When installing tile, you'll begin in the middle of the room and work towards the walls.

  1. Snap a chalk line between the center point of each opposite wall to divide the room into four equal quadrants.
  2. Layout a row of loose tile and spacers in all directions at the center intersection point. Evaluate the fit. If there are small cuts (less than 1/2") along walls, move the starting point down by 1/2 a tile width and re–snap the chalk lines. Snap chalk lines to divide the larger quadrants into smaller (approx. 2' x 3') sections.
  3. Mix the thin–set mortar according to the manufacturer's instructions (usually on the bag).
  4. Start in one of the center quadrants at the center intersection point.
  5. Using a notched trowel, spread the mortar in a quadrant area but do not cover your chalk lines. For 16" tiles and up, back butter each tile with the flat part of your trowel to ensure 100% coverage.
  6. Set the tile into the mortar. Add spacers, if desired. Work quickly so the thin–set does not skin over.
  7. Upon completion of each quadrant section, tap tiles into the mortar with a rubber mallet. Use a level to ensure all tiles are level and flush with each other.
  8. Remove any mortar that is in joints with margin trowel. Clean mortar from the face of tiles with a damp sponge.
  9. Repeat steps 3 through 8 for the rest of the floor. Ensure each section grid is straight with the walls and level so that your whole floor turns out well.
  10. Discard the mortar as it gets tacky (which usually happens after about 30 minutes) and prepare a new batch.
  11. Let the mortar set and cure according to the manufacturer's recommendations (usually 48 to 72 hours).

Apply The Grout

Once the mortar has set, it's time to grout the joints.

  1. Remove all spacers throughout the floor. Vacuum or sweep the floor, if necessary. Remove any high spots in the mortar between each tile.
  2. Apply a presealer if required by your manufacturer (such as for concrete pavers or Saltillo). Follow all the manufacturer's application instructions.
  3. Mix the grout according to the manufacturer's instructions. Only mix as much grout as you'll use in 30 minutes. Always wear rubber gloves and any other equipment as recommended by the grout manufacturer.
  4. Start in one corner of the room. Spread the grout across the face of the tile and force down into each joint with a squeegee or rubber grout float. Scrape away excess grout from the face of the tile.
    Do not spread too much at a time as you do not want the grout to be too hard to clean off the surface of the tile. Discard grout after 30 minutes or when it becomes stiff.

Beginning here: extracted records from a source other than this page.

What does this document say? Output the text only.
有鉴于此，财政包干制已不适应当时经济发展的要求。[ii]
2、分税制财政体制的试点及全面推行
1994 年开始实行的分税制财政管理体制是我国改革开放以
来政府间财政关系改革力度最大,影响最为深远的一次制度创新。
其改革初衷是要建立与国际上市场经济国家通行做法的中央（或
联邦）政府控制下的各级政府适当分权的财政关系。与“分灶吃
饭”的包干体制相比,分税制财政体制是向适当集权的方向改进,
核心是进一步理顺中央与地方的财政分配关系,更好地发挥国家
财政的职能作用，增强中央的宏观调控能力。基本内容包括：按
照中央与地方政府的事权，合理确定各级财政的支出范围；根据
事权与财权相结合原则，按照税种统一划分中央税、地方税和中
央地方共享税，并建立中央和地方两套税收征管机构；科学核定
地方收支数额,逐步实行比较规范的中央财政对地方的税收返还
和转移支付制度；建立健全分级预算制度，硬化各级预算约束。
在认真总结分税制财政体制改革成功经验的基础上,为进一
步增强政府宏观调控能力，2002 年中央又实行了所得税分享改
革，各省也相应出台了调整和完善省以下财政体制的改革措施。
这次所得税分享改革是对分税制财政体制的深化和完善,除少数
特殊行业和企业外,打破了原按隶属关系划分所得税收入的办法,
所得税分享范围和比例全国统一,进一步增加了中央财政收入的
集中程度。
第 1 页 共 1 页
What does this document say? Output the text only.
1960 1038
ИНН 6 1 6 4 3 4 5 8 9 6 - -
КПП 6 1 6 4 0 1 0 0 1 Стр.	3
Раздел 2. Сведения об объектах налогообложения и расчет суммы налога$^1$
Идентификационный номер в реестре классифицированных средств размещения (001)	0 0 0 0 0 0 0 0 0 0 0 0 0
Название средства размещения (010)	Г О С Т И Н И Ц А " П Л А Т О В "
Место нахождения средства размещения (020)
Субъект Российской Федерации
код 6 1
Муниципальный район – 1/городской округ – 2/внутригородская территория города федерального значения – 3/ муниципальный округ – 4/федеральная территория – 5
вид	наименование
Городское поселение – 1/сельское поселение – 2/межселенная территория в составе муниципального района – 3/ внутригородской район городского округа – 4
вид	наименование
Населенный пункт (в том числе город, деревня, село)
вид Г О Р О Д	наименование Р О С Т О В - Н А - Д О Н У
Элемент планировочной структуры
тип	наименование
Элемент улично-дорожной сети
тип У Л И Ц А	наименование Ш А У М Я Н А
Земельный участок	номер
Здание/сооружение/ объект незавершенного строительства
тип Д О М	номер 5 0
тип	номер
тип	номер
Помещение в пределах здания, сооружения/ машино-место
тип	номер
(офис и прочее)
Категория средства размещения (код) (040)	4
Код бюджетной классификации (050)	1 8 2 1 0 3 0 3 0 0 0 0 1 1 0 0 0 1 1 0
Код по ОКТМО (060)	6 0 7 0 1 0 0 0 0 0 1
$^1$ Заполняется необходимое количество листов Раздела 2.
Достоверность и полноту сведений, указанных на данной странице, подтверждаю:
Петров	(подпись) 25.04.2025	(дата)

Never add water to soften stiffening grout.
  5. Leave all movement joints ungrouted. You will fill these later with caulk.

Clean up The Floor

You can begin cleaning up the floor as soon as the grout begins to set, usually 15 to 20 minutes after you've applied it.

  1. With a sponge and bucket of clean water, gently wipe away all grout from the face of the tile. Do NOT gouge the grout from the joints. Avoid dripping water into the grout joints during cleaning. Replace the water as it gets dirty.

Install on Stairs

Safety is a major concern when installing tile or stone on stairs. For installation instructions and safety information, see the full Installing Tile and Stone Flooring guide on FindAnyFloor.com.

Install Around Brickwork

When installing around brickwork (such as fireplaces) you can:

  • Undercut the brickwork and install tile underneath. The brickwork will cover all expansion spacing.
  • Install flush with brickwork and use end molding to hide the expansion spacing.

Caulk Movement Joints

Use a matching flexible caulk to fill all movement joints throughout the floor.

Let The Floor Cure

Let the entire floor cure for 72 hours. Do not walk excessively or put anything on the newly tiled floor during this time.